The inconclusive pilot results aren’t necessarily a dead end. Among other possibilities, they might be telling me I built the right intuition into the wrong frame. At least, that seems to be a question that I have to ask myself before presenting on my Rarity Roulette research at Charité next month.
I also have to say that I strongly dislike the idea that net gains have to come from system redesign instead of better individual reasoning. It just offends my political philosophical sensibilities. People are autonomous, have choice, and this is foundational to liberal democratic societies. I want it to matter more. I want to fight cognitive bias with individual-level decision aids to empower individuals to make better choices. That was the Rarity Roulette dream!
But wanting something doesn’t make it so. And I guess this is just behavioral economics, right? Structures dominate behaviors not because people are bad or stupid, or even because we’re rational actors (we’re not), but because common bias and error pervade human affairs due to our limited, outdated cognitive-emotional hardware. We’re using every heuristic we can just to get through the day. We evolved to cope with the threat of uncertainty using primarily denial, not to solve inverse probability problems under institutional pressure.
In that context, the lesson may not be that risk literacy is impossible. But rather that we’ve been trying to teach the wrong skill, to the wrong people, at the wrong level.

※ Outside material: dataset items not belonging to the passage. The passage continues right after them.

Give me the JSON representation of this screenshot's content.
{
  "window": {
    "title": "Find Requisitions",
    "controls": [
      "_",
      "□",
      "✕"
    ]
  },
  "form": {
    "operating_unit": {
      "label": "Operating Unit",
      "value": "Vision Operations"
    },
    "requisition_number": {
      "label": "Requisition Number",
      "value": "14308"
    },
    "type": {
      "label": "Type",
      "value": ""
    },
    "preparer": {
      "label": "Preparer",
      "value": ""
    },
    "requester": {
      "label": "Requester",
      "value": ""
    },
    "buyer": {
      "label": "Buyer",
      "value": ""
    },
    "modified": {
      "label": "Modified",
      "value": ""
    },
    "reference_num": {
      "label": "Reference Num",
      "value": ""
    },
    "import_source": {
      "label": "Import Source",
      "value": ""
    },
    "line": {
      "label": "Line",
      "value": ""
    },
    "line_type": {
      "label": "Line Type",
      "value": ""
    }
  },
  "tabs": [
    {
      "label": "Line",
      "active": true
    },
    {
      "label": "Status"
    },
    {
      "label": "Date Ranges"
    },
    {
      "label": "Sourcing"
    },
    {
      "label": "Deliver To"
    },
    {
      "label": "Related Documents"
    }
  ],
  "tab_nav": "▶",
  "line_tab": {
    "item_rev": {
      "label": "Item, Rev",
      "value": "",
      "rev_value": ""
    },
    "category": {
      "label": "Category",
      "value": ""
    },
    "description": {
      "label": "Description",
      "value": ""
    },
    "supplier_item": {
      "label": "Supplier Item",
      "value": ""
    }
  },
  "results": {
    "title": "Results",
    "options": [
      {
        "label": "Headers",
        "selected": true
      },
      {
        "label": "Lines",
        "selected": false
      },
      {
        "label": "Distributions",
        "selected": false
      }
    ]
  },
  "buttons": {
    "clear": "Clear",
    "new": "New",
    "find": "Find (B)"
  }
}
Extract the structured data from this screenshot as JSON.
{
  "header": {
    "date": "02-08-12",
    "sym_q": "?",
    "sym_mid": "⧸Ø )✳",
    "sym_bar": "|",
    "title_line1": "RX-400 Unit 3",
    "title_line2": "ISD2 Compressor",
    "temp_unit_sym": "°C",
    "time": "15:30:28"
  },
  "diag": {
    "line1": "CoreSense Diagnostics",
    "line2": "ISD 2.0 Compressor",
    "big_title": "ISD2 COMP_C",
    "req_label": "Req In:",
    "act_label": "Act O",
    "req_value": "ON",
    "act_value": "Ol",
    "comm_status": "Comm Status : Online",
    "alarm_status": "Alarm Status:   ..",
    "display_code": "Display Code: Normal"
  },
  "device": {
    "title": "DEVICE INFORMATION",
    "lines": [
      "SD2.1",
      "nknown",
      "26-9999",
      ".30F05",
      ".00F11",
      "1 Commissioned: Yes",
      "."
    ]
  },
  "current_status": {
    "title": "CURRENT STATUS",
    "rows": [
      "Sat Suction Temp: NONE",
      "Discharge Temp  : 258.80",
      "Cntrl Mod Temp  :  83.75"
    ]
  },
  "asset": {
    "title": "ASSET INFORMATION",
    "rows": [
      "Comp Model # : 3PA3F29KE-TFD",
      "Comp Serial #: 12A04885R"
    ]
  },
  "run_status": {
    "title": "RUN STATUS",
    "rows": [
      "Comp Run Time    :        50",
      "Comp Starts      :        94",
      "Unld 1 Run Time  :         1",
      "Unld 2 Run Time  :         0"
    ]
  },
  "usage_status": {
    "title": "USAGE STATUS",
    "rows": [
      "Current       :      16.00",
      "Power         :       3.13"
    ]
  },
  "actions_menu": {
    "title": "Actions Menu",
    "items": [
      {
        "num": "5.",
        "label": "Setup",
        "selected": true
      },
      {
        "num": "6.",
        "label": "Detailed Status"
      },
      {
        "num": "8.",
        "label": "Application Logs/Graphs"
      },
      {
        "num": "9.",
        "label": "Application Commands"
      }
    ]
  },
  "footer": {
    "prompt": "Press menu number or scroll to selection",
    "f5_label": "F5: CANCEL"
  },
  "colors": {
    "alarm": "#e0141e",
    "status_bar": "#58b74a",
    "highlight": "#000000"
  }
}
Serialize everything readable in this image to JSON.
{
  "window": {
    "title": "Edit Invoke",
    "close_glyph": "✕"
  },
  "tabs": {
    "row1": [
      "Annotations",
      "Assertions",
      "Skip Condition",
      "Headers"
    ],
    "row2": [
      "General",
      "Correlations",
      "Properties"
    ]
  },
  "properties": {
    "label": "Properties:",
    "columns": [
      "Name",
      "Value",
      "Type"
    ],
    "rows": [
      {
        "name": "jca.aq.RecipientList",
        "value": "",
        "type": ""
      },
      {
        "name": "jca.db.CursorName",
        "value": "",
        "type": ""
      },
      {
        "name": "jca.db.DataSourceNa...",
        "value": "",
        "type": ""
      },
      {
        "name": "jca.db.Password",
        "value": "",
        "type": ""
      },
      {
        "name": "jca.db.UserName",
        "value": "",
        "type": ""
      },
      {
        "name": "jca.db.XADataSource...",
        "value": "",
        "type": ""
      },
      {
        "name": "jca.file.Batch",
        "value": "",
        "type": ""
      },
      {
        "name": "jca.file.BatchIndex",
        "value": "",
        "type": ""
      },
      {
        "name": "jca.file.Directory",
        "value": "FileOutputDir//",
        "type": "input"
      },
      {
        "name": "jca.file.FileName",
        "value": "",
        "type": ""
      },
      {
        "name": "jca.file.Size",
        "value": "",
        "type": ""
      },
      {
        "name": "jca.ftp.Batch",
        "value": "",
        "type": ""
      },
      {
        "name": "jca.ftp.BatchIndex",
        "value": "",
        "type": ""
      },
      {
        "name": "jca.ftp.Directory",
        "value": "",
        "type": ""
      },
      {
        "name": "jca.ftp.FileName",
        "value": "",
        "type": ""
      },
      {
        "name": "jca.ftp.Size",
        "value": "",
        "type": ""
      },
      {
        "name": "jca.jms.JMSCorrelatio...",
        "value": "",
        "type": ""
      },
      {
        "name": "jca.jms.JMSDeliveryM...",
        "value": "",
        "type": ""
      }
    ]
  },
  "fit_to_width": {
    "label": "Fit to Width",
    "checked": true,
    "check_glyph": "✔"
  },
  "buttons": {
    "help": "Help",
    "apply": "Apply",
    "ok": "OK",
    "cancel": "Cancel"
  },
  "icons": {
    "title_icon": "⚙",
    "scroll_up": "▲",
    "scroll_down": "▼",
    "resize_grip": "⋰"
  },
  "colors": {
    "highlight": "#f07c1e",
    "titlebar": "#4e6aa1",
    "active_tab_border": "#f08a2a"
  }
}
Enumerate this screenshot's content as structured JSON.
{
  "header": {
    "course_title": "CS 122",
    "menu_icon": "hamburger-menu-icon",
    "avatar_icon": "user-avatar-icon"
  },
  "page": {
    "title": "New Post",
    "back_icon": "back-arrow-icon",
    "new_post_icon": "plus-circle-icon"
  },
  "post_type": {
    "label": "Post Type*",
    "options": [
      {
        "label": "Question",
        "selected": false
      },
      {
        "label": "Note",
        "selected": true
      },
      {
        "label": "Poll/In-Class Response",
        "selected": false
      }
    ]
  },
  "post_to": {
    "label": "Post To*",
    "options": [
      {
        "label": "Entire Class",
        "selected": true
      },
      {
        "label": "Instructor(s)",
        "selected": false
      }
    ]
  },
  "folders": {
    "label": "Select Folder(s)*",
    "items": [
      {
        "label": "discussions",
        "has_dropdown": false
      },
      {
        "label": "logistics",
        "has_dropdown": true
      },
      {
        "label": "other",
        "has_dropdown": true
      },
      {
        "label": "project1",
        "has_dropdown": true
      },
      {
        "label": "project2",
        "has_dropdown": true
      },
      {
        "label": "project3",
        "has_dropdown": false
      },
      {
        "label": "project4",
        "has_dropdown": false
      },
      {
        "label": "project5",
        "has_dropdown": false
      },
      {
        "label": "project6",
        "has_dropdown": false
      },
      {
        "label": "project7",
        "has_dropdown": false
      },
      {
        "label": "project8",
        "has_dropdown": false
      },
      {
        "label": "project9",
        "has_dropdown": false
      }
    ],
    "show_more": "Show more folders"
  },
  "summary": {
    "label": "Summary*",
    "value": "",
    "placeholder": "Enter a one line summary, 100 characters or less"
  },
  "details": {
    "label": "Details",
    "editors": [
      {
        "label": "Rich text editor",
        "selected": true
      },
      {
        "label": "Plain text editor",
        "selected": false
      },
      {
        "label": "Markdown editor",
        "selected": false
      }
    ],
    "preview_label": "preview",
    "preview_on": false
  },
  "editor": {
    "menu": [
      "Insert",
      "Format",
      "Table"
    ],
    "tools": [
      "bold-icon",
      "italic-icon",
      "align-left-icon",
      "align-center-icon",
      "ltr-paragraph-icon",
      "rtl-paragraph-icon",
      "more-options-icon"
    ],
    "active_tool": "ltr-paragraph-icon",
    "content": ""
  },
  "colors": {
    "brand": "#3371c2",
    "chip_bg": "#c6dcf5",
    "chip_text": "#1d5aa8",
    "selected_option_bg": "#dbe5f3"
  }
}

Pope’s point was that a little learning makes us confident; deeper learning reveals how much we don’t know. The same applies to screening programs. A little knowledge (“early detection saves lives”) creates confident advocates. Deeper knowledge — about base rates, overdiagnosis, the popularity paradox, etc. — reveals uncertainty we’d rather not face. Maybe the real risk literacy challenge isn’t teaching people to calculate the risks. It’s teaching them to sit with not knowing. And that the real decision is (often) not about safety versus danger, but about which risks they’d rather accept.
References
Karin Binder, Stefan Krauss, Ralf Schmidmaier, and Leah Braun. (2021). “Natural frequency trees improve diagnostic efficiency in Bayesian reasoning.” Advances in Health Sciences Education, 26, 847–863.
Martin Eklund et al. (2021). “MRI-targeted or standard biopsy in prostate cancer screening.” New England Journal of Medicine, 385(10), 908-920.
Markus Feufel & John Flach. (2019). “Medical education should teach heuristics rather than train them away.” Medical Education, 53(4), 334-344.
Henrik Grönberg et al. (2015). “Prostate cancer screening in men aged 50–69 years (STHLM3): a prospective population-based diagnostic study.” Lancet Oncology, 16(16), 1667-1676.
Bjørn Hofmann. (2023). “To consent or not to consent to screening, that is the question.” Healthcare, 11(5), 664.
Bjørn Hofmann, Lynette Reid, Stacy Carter, and Wendy Rogers. (2021). “Overdiagnosis: One concept, three perspectives, and a model.” European Journal of Epidemiology, 36, 903-912.
Christopher Veal et al. (2026). “A protocol for the development of a core outcome set for adults with depression.” Journal of Clinical Epidemiology, 191, 112119.
Per-Henrik Zahl, Mette Kalager, Pål Suhrke, and Erik Nord. (2020). “Quality-of-life effects of screening mammography in Norway.” International Journal of Cancer, 146(8), 2104-2112.